Construit en bois sur une structure métallique reposant sur des longrines, le pont a subi pendant des années les effets des fortes pluies, des crues de la rivière Douigny et des débris de bois transportés par les eaux. Plusieurs éléments métalliques ont été endommagés ou arrachés, fragilisant considérablement l’ouvrage.

Le tablier du pont est également très dégradé. De larges espaces sont visibles entre les éléments de la structure, rendant la traversée difficile aussi bien pour les véhicules que pour les piétons. Chaque passage exige une grande prudence, car la moindre erreur pourrait avoir de graves conséquences.
Pour les habitants, les transporteurs et les opérateurs économiques, cette situation devient préoccupante. Cet axe est indispensable pour les déplacements entre Tchibanga et Moabi ainsi que pour le transport des marchandises. Son mauvais état menace donc à la fois la sécurité des populations et l’activité économique locale.

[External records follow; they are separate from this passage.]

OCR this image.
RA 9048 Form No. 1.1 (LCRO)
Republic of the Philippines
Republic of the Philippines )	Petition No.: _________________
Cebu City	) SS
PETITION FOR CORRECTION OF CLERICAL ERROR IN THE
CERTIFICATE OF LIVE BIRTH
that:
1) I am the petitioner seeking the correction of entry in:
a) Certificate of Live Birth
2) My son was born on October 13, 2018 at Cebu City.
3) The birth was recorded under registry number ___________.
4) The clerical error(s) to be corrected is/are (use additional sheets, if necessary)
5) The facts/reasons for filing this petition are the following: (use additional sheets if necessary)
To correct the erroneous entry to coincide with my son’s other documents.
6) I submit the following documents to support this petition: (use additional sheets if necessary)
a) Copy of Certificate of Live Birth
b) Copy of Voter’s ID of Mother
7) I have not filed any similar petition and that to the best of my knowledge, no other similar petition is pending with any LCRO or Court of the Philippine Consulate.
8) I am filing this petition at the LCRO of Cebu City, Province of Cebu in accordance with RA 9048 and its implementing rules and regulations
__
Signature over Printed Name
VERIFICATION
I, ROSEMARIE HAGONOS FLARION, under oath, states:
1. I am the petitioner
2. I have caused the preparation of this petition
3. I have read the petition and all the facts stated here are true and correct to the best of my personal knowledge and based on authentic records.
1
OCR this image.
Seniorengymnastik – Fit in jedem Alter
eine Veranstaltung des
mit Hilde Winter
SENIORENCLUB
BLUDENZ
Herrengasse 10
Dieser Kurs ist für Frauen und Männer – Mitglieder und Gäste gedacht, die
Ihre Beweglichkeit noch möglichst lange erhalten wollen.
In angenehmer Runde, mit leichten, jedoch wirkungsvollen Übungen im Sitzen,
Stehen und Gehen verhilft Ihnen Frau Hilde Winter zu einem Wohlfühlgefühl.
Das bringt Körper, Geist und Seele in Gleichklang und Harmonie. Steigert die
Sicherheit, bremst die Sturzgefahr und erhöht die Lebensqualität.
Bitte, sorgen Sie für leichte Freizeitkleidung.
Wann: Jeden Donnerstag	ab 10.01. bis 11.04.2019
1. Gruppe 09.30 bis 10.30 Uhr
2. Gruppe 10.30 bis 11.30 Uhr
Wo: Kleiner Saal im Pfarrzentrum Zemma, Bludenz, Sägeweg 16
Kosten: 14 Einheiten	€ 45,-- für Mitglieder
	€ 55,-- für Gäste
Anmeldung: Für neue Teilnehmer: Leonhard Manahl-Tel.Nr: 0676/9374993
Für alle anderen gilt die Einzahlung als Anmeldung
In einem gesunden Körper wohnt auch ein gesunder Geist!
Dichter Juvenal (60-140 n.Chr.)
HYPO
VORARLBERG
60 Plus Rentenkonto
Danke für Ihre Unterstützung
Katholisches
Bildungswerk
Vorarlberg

L’inquiétude grandit davantage avec l’arrivée de la période estivale. Après la saison des pluies, les déplacements devraient augmenter avec la présence des vacanciers et un trafic plus important sur cette route.
Face à ce risque, les populations demandent une intervention rapide des autorités afin d’éviter un accident. Au-delà des réparations ponctuelles, plusieurs voix plaident pour la construction d’un pont métallique moderne, plus solide et mieux adapté aux conditions climatiques de la région.
Pour de nombreux usagers, le pont de la Douigny est aujourd’hui un dossier prioritaire qui nécessite des solutions durables pour garantir la sécurité de tous.